ZFS Creston's operation can produce soy meal and oil, as well as food-grade soy white flake, flour and grits, which can be marketed as ingredients or used as raw material to produce concentrates, isolates and textured protein products, officials said. Buying ZFS' soy white flake production capacity instead of making capital expenditures to build it, allows Benson Hill to "immediately" offer more sustainable ingredients in the human food market, including plant-based meat, meat extension, bakery, cereal and snack, fermentation and the pet food market, officials said.

"The Creston operation is expected to accelerate commercialization through the immediate ability to produce our ingredient portfolio," Bruce Bennett, pesident of ingredients at Benson Hill, said in a statement. "The investment also enables deeper insight to customer preferences as we deliver much-needed innovation in other high-value food ingredients in the future. ZFS Creston is an established protein supplier with a respected and knowledgeable team on-site."

In relation to the ZFS Creston acquisition, Benson Hill said it secured a $100 million committed debt facility, with potential access to an incremental $20 million. The financing was led by Avenue Capital Group, which includes the Avenue Sustainable Solutions Fund, Avenue Venture Opportunities Fund and other Avenue Global Funds. Benson Hill said it used $80 million of the new facility to finance the ZFS acquisition, covering the rest of the purchase price with cash on hand and about $5 million of seller financing.

Benson Hill officials said the ZFS Creston soy processing facility and food ingredients business is expected to contribute positive adjusted EBITDA (earnings before interest, taxes, depreciation and amortization), and will boost Benson Hill's ingredients segment revenue.

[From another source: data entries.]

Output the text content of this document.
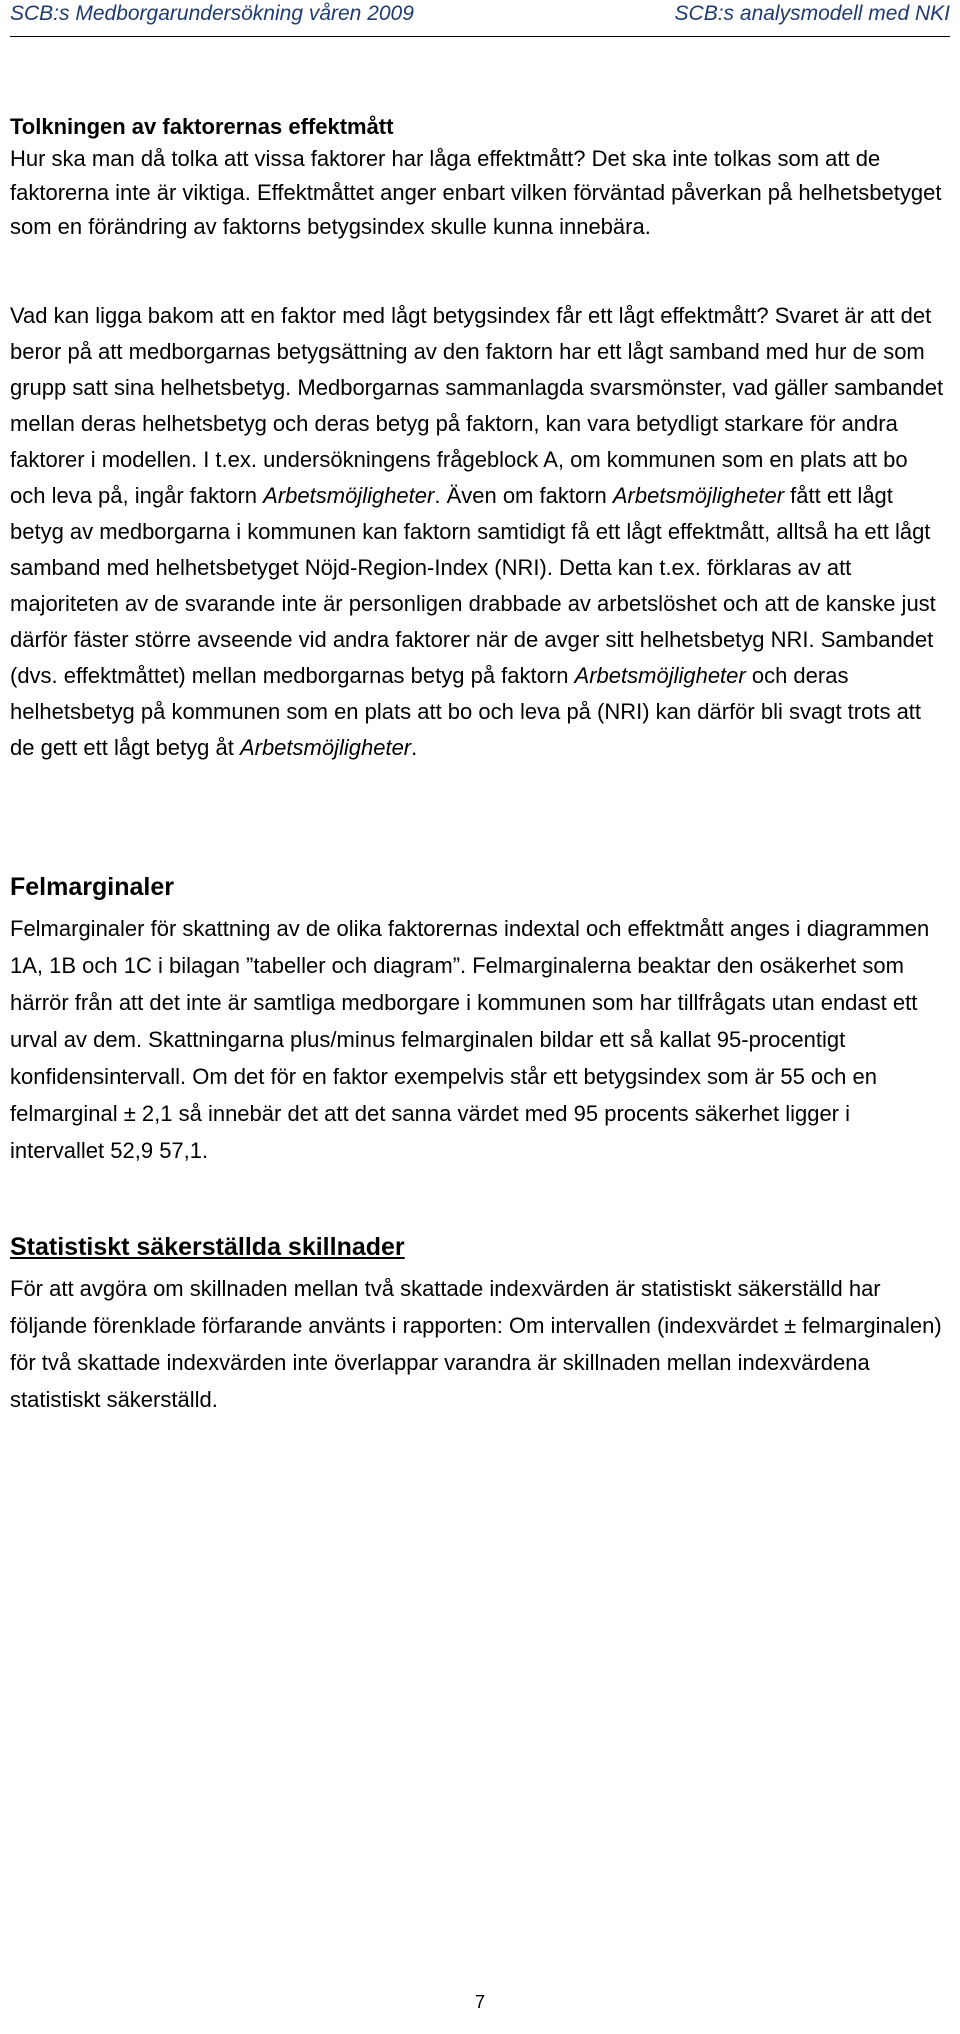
SCB:s Medborgarundersökning våren 2009	SCB:s analysmodell med NKI
Tolkningen av faktorernas effektmått

Hur ska man då tolka att vissa faktorer har låga effektmått? Det ska inte tolkas som att de faktorerna inte är viktiga. Effektmåttet anger enbart vilken förväntad påverkan på helhetsbetyget som en förändring av faktorns betygsindex skulle kunna innebära.

Vad kan ligga bakom att en faktor med lågt betygsindex får ett lågt effektmått? Svaret är att det beror på att medborgarnas betygsättning av den faktorn har ett lågt samband med hur de som grupp satt sina helhetsbetyg. Medborgarnas sammanlagda svarsmönster, vad gäller sambandet mellan deras helhetsbetyg och deras betyg på faktorn, kan vara betydligt starkare för andra faktorer i modellen. I t.ex. undersökningens frågeblock A, om kommunen som en plats att bo och leva på, ingår faktorn Arbetsmöjligheter. Även om faktorn Arbetsmöjligheter fått ett lågt betyg av medborgarna i kommunen kan faktorn samtidigt få ett lågt effektmått, alltså ha ett lågt samband med helhetsbetyget Nöjd-Region-Index (NRI). Detta kan t.ex. förklaras av att majoriteten av de svarande inte är personligen drabbade av arbetslöshet och att de kanske just därför fäster större avseende vid andra faktorer när de avger sitt helhetsbetyg NRI. Sambandet (dvs. effektmåttet) mellan medborgarnas betyg på faktorn Arbetsmöjligheter och deras helhetsbetyg på kommunen som en plats att bo och leva på (NRI) kan därför bli svagt trots att de gett ett lågt betyg åt Arbetsmöjligheter.

Felmarginaler

Felmarginaler för skattning av de olika faktorernas indextal och effektmått anges i diagrammen 1A, 1B och 1C i bilagan ”tabeller och diagram”. Felmarginalerna beaktar den osäkerhet som härrör från att det inte är samtliga medborgare i kommunen som har tillfrågats utan endast ett urval av dem. Skattningarna plus/minus felmarginalen bildar ett så kallat 95-procentigt konfidensintervall. Om det för en faktor exempelvis står ett betygsindex som är 55 och en felmarginal ± 2,1 så innebär det att det sanna värdet med 95 procents säkerhet ligger i intervallet 52,9 57,1.

Statistiskt säkerställda skillnader

För att avgöra om skillnaden mellan två skattade indexvärden är statistiskt säkerställd har följande förenklade förfarande använts i rapporten: Om intervallen (indexvärdet ± felmarginalen) för två skattade indexvärden inte överlappar varandra är skillnaden mellan indexvärdena statistiskt säkerställd.

7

A growing proportion of revenues generated at the Creston facility will, over time, come from the processing and sale of Benson Hill's proprietary soy ingredients combined with continuing a portion of Creston's existing revenue sources, the company said.

Benson Hill reported a third-quarter 2021 net loss of $34.3 million on revenue of $32 million. That compares with a net loss of $16.9 million on revenue of $28.2 million in the third quarter of 2020. The St. Louis-based startup went public in September 2021 through a merger with a special-purpose acquisition company (SPAC).